Nata nella variopinta Nashville (Tennessee) nel 1923, cresce sognando la scena hollywoodiana. Per raggiungerla lavora come segretaria in un ufficio di Manhattan mentre studia recitazione e muove i primi passi da modella, deviando il suo percorso sui palcoscenici dell’avanspettacolo. È sullo sfondo del burlesque che monta sui primi tacchi a spillo ed impara ad esaltare le forme perfette, strizzandosi nei reggipetto in lattex e nei bikini animalier.

In men che non si dica è già personaggio e con un nome così non ha certo bisogno d’inventarne altri. È il 1950 e “Bettie Page” diventa simbolo di un sex-appeal venato d’esotismo, un nome da bambola per un cognome che rimanda alla sua icona di cellulosa, attaccata dal barbiere e negli abitacoli dei camion, riprodotta sulle carte da gioco e presto stampata sulle copertine di “Playboy”. Ma prima ancora di accorgersene, e che una storia più recente la riabilitasse come pioniera di una cultura del sesso mai volgare, il suo sogno è sfumato. Lei, della sua Hollywood, non sarebbe stata che uno scarto, un riflesso di serie B. E così per decenni, dopo che, pentita, Bettie si lascia alle spalle una vita giudicata vergognosa.

Nel ‘58 sfila le calze a rete, poggia il rossetto, il frustino, gli accessori bondage – ironici e innocenti come un gioco – dimentica l’imitatissima frangetta e, trasferitasi in Florida, prende servizio alla Temple Batist Church di Key West. Ma il passato la perseguita, impedendole di realizzare anche il sogno della maturità: diventare missionaria in Africa. I due divorzi, avvenuti dopo le brevi esperienze matrimoniali con il compagno di scuola Billy Neal ed Armand Walterson, le sbarrano nuovamente la strada.

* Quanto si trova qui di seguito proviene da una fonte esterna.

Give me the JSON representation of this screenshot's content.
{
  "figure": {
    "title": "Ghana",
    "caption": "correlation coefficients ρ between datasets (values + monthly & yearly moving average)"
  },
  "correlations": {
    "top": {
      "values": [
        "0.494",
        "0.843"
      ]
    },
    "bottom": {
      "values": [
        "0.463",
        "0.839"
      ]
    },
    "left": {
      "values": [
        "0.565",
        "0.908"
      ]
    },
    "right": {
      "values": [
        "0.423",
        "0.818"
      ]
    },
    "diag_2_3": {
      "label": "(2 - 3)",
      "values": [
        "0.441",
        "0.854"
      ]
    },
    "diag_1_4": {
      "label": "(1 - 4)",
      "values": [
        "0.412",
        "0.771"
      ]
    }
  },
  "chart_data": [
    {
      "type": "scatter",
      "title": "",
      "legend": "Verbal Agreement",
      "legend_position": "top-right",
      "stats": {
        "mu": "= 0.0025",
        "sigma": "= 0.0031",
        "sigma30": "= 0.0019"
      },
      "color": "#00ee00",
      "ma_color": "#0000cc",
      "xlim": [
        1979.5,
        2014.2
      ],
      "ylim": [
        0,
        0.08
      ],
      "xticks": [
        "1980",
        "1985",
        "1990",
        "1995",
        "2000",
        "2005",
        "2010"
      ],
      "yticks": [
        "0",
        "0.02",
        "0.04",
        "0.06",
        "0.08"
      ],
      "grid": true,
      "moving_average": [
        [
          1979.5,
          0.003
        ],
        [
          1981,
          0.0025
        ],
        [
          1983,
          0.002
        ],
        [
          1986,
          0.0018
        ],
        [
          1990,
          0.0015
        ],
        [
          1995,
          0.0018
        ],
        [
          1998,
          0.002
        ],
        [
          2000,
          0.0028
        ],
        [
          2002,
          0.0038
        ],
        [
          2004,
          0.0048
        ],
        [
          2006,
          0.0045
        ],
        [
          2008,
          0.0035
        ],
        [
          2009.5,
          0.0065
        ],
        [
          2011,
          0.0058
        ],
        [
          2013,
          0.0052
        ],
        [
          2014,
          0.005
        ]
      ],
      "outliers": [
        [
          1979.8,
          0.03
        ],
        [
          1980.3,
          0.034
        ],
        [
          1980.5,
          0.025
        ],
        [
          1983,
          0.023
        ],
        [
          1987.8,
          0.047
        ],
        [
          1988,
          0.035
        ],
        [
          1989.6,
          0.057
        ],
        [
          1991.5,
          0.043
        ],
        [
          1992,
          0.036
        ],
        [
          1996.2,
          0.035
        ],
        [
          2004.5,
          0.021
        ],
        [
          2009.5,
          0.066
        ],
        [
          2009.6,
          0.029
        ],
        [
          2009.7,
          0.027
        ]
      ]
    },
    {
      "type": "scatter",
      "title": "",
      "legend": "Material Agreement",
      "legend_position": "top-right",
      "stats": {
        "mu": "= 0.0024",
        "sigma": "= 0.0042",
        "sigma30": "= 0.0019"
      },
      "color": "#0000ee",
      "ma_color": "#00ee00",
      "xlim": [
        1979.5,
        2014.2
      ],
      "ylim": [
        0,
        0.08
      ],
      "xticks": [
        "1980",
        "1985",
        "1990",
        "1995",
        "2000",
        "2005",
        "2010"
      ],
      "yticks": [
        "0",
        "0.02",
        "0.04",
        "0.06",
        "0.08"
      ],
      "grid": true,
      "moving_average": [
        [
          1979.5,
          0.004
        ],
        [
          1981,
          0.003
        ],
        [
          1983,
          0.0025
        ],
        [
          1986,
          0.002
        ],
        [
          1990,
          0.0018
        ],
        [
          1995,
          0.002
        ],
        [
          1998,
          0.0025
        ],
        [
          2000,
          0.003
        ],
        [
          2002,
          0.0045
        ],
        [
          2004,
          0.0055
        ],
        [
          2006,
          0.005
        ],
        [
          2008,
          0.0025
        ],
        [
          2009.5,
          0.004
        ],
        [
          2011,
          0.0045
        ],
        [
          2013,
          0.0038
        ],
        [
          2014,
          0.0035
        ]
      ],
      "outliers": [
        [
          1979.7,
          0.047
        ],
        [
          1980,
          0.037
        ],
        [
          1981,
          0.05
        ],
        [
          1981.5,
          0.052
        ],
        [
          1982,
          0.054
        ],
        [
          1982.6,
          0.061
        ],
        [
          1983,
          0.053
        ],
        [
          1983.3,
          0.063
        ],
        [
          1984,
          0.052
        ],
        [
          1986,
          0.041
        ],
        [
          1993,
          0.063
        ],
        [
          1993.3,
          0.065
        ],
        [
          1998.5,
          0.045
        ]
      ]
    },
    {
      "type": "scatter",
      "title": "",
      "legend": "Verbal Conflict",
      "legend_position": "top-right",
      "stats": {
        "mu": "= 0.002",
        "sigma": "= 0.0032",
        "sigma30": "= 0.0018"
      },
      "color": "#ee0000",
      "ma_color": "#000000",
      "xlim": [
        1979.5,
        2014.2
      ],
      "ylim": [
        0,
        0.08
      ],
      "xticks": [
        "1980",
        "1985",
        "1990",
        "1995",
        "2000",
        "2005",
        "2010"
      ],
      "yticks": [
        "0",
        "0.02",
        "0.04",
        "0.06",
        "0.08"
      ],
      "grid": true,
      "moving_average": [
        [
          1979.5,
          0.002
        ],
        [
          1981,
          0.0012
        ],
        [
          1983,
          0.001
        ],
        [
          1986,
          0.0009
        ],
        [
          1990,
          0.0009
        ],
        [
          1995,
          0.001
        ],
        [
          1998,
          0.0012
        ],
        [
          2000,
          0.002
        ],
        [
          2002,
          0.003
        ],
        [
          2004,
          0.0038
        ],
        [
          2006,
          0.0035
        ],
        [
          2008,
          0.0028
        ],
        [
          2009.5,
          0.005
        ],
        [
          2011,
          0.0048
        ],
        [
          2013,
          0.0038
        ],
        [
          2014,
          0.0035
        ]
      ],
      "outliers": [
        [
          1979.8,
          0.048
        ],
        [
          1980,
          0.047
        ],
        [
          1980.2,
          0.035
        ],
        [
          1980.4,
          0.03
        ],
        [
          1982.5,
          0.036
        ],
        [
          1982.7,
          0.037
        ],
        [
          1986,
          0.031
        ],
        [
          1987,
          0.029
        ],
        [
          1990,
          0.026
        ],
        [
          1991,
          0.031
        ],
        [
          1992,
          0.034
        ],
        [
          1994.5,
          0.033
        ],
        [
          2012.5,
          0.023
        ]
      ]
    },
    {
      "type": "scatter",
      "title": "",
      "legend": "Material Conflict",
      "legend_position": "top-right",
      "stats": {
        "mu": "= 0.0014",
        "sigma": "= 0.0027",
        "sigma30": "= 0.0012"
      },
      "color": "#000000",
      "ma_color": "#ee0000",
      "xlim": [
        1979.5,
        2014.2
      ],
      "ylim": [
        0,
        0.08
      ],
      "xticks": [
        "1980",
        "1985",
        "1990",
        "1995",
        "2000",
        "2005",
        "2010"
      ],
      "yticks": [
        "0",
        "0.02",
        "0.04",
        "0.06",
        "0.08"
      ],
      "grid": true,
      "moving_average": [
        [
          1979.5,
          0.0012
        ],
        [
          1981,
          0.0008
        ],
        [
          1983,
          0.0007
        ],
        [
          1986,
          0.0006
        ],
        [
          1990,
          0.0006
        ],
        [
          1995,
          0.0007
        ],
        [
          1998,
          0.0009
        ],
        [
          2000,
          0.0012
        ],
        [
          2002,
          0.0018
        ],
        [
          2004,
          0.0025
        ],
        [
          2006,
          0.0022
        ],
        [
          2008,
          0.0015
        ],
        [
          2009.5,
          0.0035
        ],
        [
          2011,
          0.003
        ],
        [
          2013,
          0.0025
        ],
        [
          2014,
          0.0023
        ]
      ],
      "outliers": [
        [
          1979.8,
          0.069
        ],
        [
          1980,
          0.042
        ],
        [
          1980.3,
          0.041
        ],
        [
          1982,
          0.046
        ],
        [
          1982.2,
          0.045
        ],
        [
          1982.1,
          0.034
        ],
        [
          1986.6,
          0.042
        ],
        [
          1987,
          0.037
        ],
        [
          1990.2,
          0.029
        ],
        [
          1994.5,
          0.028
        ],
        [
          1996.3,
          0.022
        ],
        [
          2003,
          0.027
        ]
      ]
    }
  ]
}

Il resto è noto a tutti, grazie all’attenzione che dagli ‘80 restituisce visibilità alla sua icona mai dimenticata. E mentre la trama s’infittisce, intrecciandosi ai ricoveri in ciniche psichiatriche e alle diagnosi impietose sbandierate dai giornali, il suo mito torna in auge con la serie di fumetti e pubblicazioni culminata nel 1987 con un fanzine a lei dedicato (“The Bettie pages”).

Nel ‘90 la Dark Comics produce un fumetto ispirato alla sua vita, subito imitata dalla Eros Comics, mentre i media distribuiscono reportage sul personaggio. Non mancano i film e le pièce teatrali dedicati all’angelo nero, per non parlare delle innumerevoli “Lolite” neogotiche che da lei traggono ispirazione, da Madonna a Dita von Teese, da Benne Dexter a Nina Elizabeth Page. Donne diverse, con carisma e destini diversi, ma accomunate dal tentativo di vivere sensualità e bellezza come virtù da esaltare, senza mai scivolare in volgarità o sfumature pornografiche.